5.1.1 DHA effect on apoptosis levels

To establish the role of DHA as a neuro-protector, apoptosis marker levels were

tested in DHA-treated neuronal cells using Western blotting (Figure 1.14 & Figure

1.15). When treated with 20 μg/ml DHA for 48 hours, M17 cells demonstrated a

marked reduction in caspase-3 protein levels compared to untreated cells (Figure

1.14). Densitometry analysis revealed a significant decrease in caspase-3 protein

levels (66%) with the DHA treatment, when compared with untreated cells. In

contrast, Bcl2 levels were upregulated following DHA treatment (Figure 1.15). Bcl2

is known to promote cell survival by inhibiting apoptotic death and by regulating

programmed cell death (Miyashita et al., 1994; Oltvai et al., 1993; Reed, 1994).
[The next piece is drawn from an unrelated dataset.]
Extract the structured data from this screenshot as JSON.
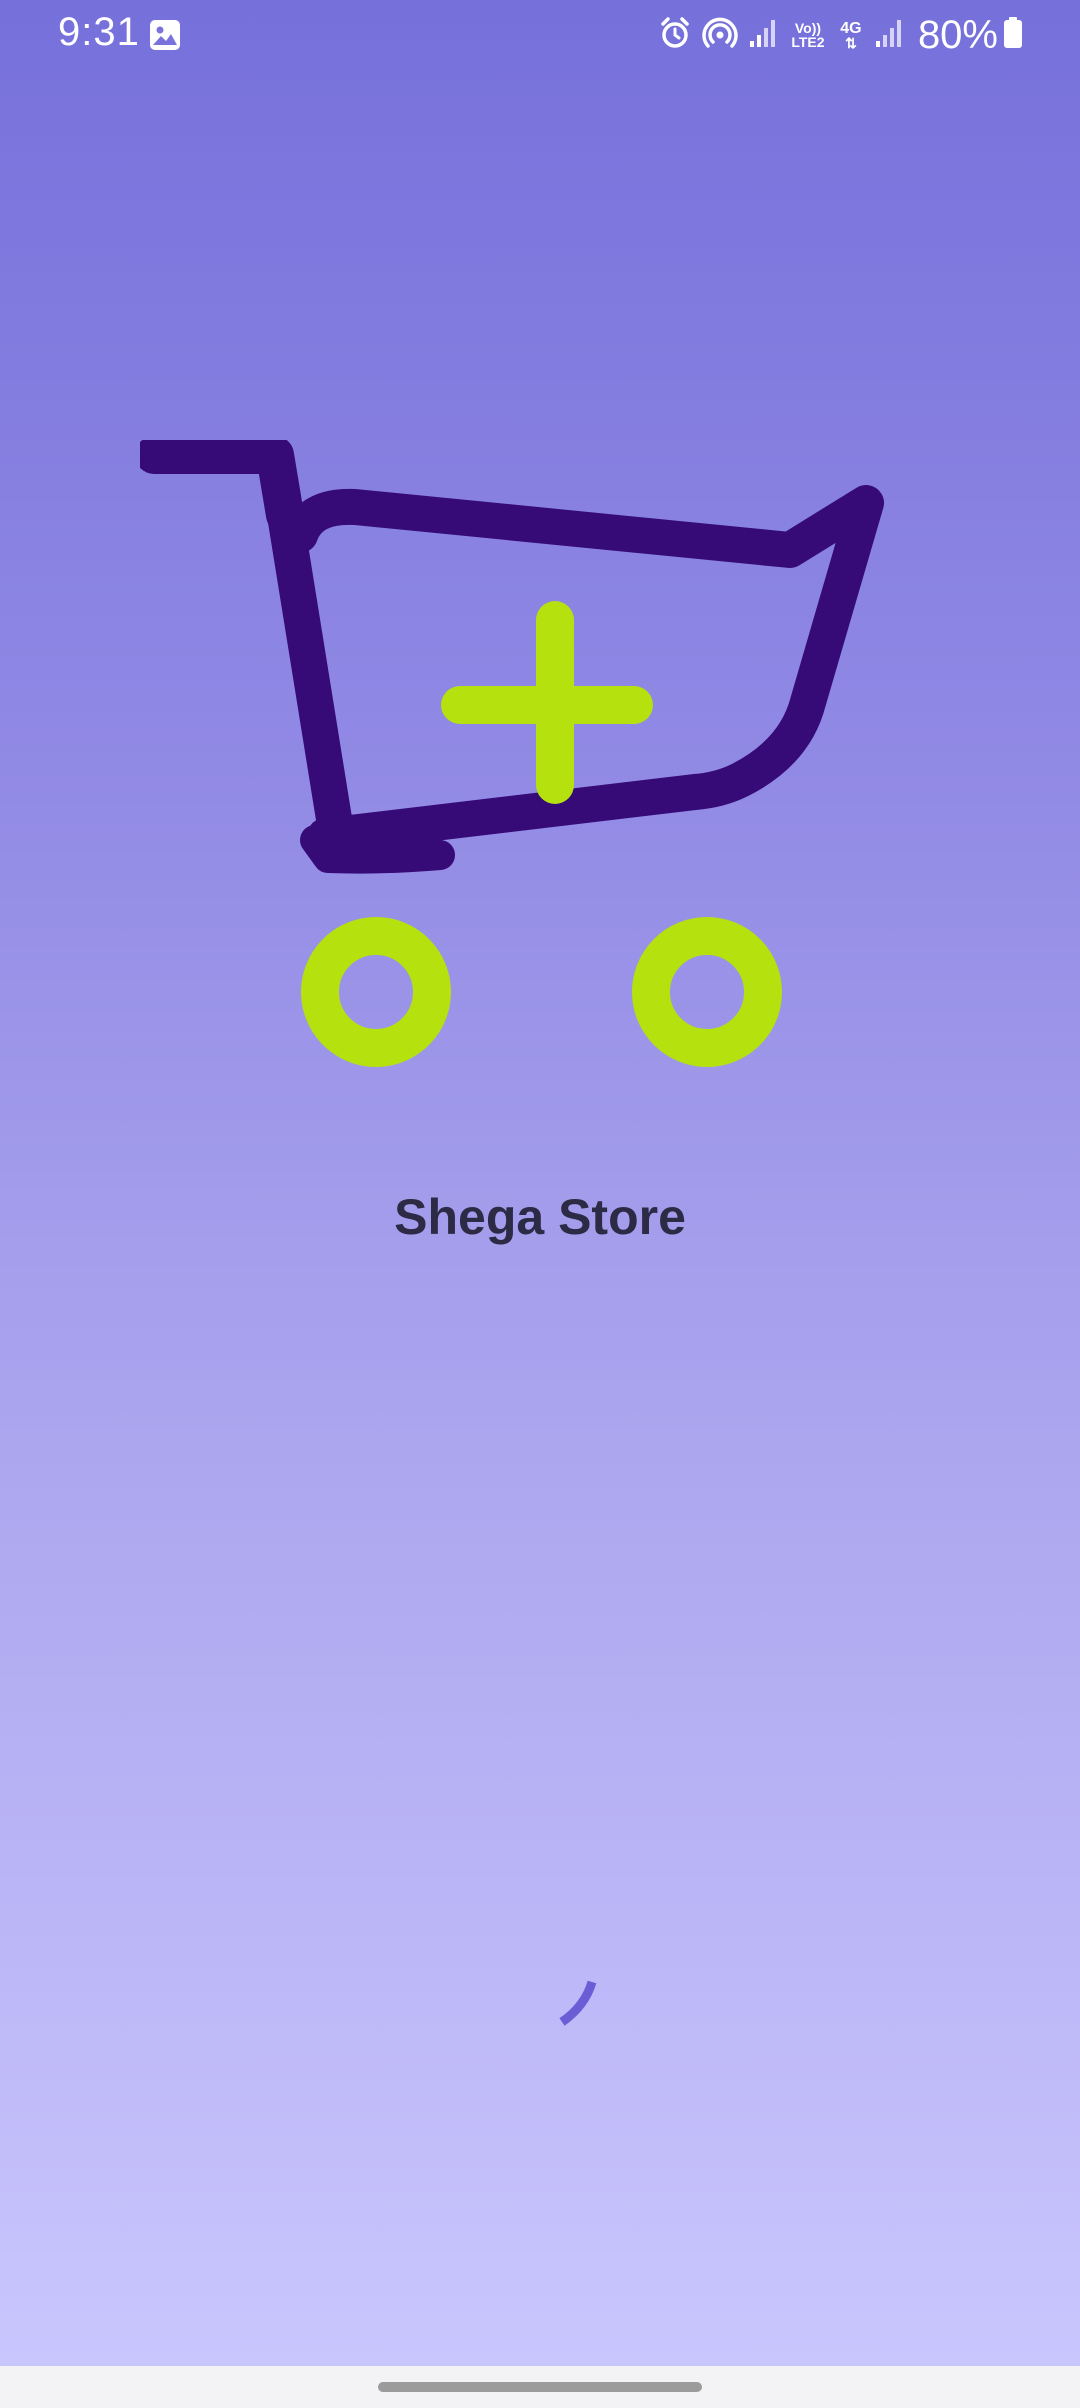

Caspase-3 on the other hand is a well-known end stage marker of apoptosis (Gown

and Willingham, 2002; Jeruc et al., 2006). Therefore, the findings of this study

corroborate published literature, where DHA has been reported as a regulator for

apoptosis.

5.1.2 DHA and zinc transporter levels

When tested for zinc transporter expression levels following the DHA treatment,

ZnT3 expression exhibited a significant downregulation at both the mRNA (Figure 2.6)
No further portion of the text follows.